Le début des années 2000 ne sera pas non plus une sinécure. Et, entre la délocalisation des fabrications, la fermeture de la maison de couture Yves Saint-Laurent, principal commanditaire du sous-traitant de Lure, l’entreprise connaîtra alors de nouveaux accrocs. Les effectifs fondent de moitié. L’activité périclite. Mais la gérante ne s’avoue pas pour autant vaincue : « Nous avons décidé de moins subir les effets de saison. D’autant qu’il n’était pas rare qu’une partie de notre expertise ne soit pas intégrée aux collections. » En 2003 naît Angèle Batist et sa boutique, toutes deux dévolues à la maille, pour maintenir l’activité et le savoir-faire en dépit des effets de mode.

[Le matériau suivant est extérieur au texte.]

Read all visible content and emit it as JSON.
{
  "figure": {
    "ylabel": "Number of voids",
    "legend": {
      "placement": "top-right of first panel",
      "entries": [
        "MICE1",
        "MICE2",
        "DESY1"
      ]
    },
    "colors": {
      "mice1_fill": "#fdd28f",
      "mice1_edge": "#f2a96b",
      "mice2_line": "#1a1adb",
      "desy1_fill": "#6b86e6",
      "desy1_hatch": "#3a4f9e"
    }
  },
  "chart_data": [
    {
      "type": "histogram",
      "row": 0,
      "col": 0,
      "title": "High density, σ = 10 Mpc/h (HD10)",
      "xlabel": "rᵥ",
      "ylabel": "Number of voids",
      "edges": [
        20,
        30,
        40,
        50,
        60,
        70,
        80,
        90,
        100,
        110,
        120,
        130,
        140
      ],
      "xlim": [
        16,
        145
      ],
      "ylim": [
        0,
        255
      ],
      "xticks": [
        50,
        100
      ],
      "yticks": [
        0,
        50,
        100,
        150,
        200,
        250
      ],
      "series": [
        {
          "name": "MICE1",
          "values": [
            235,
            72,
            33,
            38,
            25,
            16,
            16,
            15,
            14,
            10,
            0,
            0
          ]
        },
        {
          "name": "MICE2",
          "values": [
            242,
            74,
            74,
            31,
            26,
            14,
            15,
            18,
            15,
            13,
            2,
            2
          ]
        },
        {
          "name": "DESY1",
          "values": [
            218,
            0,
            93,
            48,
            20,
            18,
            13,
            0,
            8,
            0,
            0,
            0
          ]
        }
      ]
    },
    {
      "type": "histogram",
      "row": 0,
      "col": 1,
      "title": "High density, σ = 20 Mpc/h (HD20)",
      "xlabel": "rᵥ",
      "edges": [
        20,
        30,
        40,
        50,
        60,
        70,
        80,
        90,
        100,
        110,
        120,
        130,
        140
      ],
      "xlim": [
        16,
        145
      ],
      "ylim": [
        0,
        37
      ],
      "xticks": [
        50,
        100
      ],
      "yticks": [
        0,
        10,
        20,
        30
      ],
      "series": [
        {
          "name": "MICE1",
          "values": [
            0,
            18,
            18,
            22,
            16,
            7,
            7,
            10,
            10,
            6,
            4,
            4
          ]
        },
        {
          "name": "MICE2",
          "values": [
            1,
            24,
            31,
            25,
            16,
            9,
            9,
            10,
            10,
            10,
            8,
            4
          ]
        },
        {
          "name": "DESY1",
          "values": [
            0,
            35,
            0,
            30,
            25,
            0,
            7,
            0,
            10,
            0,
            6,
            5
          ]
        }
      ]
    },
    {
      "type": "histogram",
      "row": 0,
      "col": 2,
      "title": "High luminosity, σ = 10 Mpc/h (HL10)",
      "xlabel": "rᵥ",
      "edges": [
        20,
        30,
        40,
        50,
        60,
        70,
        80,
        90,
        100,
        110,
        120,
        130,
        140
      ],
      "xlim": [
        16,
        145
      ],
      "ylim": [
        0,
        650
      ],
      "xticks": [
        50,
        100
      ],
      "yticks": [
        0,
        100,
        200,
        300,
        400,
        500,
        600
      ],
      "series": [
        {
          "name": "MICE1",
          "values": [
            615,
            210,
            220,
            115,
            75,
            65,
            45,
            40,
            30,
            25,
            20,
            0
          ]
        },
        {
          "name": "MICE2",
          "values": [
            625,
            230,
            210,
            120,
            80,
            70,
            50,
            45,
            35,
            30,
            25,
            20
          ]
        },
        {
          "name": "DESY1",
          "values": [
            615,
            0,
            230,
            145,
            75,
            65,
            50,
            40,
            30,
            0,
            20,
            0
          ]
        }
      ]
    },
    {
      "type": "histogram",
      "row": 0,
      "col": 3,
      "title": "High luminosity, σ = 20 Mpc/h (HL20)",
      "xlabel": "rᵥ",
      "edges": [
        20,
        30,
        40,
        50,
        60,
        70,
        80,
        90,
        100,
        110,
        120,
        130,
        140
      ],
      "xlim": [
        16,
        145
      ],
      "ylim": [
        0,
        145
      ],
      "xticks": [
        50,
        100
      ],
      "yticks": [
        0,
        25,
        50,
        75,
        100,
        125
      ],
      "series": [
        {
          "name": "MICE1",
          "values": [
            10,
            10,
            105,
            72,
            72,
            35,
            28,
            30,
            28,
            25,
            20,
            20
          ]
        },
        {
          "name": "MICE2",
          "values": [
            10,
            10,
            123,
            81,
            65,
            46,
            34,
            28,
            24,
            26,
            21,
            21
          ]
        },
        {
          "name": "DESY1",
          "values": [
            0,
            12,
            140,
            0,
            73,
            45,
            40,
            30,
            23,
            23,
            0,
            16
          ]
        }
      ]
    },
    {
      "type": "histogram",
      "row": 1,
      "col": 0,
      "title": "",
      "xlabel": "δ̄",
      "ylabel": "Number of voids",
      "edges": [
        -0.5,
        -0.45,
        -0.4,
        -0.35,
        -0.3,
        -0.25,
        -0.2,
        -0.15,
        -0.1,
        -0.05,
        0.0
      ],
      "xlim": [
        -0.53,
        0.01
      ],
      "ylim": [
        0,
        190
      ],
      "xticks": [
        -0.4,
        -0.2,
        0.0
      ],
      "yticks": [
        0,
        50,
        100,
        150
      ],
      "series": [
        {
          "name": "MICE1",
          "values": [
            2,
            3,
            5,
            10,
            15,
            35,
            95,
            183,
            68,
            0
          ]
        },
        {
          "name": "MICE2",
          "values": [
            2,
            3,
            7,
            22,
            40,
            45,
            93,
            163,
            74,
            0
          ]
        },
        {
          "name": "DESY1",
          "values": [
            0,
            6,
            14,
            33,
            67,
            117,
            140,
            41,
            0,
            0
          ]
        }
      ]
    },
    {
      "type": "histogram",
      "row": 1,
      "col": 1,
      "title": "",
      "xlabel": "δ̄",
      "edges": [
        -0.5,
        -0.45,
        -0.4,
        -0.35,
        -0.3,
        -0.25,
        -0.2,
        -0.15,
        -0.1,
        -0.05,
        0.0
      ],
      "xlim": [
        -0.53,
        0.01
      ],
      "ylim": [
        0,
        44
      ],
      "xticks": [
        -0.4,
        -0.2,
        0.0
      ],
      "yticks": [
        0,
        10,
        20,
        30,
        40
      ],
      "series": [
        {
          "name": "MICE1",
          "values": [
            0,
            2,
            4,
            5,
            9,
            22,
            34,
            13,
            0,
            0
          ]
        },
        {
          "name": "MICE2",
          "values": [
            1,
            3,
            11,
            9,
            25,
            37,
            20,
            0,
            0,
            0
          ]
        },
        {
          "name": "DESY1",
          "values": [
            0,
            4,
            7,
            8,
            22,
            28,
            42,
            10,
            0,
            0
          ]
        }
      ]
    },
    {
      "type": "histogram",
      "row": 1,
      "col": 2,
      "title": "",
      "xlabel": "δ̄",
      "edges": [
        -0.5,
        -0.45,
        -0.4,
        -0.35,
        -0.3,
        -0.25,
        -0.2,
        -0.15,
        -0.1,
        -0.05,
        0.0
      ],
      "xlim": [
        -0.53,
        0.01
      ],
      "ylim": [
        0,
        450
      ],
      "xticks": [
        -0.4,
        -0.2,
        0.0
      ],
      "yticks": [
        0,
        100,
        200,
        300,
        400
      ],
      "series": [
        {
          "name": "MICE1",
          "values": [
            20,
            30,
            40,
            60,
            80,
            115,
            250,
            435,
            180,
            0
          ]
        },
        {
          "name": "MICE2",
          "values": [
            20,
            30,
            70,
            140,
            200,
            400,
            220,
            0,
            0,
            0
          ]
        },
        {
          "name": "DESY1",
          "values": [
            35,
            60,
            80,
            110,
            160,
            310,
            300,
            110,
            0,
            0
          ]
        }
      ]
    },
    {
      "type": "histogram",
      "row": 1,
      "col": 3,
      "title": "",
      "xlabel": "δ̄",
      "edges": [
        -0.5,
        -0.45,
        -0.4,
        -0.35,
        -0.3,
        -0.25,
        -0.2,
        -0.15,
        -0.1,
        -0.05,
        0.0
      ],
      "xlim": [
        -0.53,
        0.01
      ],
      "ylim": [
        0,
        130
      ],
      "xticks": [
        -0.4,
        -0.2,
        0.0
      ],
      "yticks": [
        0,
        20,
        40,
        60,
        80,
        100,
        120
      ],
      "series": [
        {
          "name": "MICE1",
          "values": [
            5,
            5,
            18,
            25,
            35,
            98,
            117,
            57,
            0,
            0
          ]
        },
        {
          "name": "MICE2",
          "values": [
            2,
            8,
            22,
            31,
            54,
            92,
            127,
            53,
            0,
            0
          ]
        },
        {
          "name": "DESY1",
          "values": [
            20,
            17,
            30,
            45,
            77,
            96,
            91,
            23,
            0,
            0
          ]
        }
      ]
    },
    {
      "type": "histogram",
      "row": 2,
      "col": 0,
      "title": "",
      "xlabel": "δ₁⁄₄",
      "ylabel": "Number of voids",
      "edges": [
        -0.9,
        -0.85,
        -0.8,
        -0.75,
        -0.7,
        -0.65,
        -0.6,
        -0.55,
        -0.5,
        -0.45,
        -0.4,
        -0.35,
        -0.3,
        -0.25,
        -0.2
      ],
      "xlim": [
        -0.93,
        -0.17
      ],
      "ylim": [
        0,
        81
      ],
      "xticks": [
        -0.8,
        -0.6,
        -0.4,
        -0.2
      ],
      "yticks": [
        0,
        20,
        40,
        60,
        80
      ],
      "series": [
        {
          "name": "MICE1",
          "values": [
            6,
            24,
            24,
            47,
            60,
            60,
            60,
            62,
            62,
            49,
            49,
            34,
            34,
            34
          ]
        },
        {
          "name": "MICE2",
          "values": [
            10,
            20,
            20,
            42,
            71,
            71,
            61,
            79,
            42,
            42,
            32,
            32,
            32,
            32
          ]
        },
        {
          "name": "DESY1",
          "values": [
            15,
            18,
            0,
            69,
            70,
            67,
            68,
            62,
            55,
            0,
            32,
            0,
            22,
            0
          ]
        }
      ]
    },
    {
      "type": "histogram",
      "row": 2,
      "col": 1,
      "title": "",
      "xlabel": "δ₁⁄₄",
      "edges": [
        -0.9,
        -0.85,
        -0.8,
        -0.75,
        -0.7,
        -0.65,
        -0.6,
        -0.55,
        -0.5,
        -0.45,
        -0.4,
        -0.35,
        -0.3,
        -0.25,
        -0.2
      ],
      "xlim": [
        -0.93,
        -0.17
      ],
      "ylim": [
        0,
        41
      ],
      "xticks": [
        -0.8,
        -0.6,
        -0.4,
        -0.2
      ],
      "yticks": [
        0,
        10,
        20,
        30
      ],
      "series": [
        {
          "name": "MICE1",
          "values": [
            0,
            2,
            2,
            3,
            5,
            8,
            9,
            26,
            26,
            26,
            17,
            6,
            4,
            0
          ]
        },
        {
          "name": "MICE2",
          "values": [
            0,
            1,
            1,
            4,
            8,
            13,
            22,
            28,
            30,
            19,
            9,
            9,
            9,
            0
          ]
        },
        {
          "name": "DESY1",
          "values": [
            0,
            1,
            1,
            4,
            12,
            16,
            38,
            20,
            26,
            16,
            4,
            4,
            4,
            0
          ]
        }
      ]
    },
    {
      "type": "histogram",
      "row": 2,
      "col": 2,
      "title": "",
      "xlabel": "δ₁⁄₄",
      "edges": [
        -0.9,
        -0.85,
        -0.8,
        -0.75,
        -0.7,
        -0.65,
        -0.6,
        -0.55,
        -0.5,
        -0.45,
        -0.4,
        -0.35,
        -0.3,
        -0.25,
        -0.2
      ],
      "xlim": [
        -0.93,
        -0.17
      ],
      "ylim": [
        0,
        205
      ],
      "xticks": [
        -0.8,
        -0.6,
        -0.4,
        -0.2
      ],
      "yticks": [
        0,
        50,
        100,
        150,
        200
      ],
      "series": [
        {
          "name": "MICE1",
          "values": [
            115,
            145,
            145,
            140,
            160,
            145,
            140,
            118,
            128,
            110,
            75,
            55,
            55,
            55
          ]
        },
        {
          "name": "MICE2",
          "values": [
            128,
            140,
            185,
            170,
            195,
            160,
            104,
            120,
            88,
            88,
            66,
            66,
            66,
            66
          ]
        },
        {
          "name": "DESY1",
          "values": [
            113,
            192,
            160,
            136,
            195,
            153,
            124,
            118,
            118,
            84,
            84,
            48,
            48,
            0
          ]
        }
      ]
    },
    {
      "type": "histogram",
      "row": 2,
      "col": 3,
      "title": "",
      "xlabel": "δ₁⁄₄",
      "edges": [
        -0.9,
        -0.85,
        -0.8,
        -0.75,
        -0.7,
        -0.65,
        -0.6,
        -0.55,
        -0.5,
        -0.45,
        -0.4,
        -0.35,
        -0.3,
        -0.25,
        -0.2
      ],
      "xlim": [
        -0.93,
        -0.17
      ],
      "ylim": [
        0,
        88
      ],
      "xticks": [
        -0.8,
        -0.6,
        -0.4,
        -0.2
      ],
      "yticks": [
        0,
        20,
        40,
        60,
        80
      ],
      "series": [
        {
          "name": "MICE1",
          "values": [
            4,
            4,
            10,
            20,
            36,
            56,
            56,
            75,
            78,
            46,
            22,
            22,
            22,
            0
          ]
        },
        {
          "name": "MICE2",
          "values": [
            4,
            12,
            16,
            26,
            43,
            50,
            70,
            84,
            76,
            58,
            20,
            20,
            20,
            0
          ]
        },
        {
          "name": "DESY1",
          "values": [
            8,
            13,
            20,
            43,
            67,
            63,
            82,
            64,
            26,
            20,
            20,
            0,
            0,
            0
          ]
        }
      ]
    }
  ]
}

Nouveau coup de massue hélas pour les tricoteuses de Carmen Colle en 2004, lorsque la gérante reconnaît l’une de ses créations… lors d’un défilé Chanel. Chanel qui représente alors les deux tiers de l’activité de World Tricot Compagnie. S’ensuivent quatre années de procédure judiciaire. Les enjeux du procès sont de taille : reconnaitre pour la première fois des droits d’auteur à un fabricant créateur non façonnier et assainir les relations entre sous-traitants et grandes maisons de couture. Si l’issue du feuilleton judiciaire se révèle favorable aux crocheteuses de Bure, et met désormais en exergue l’impossibilité pour les grandes maisons de se passer brutalement des services d’un fournisseur, les couturiers font bloc. « Toutes les marques » se détournent de World Tricot, observe l’AFP. Les commandes s’arrêtent du jour au lendemain. La liquidation judiciaire est alors prononcée en 2010.

L’espoir dans le luxe

Toutefois, Carmen Colle n’oublie pas les premières années passées au sein de son association en tant que bénévole œuvrant pour l’insertion socio-professionnelle des plus démunis et les moments passés à apprendre à de parfaites débutantes les exigences de la haute couture. Un nouvel épisode débute en 2012. Des cendres de World Tricot Compagnie émerge World Tricot Créations, incluant un pôle formation. La nouvelle SAS démarre ainsi sur de nouvelles bases, dotée d’un capital social de 50000 euros et employant une dizaine de personnes. Nouveau tournant également pour la société qui décide d’élargir sa gamme vers la confection de produits pour l’hôtellerie de luxe. « Malgré nos problèmes actuels de trésorerie, nous sommes plus sereins et voyons l’avenir avec plus d’optimisme grâce à la prise de nouvelles parts de marchés et à notre nouveau positionnement. L’activité redémarre et nous sommes de nouveau dans les cycles de confection », conclut Carmen Colle qui prévoit désormais d’embaucher de nouvelles petites mains.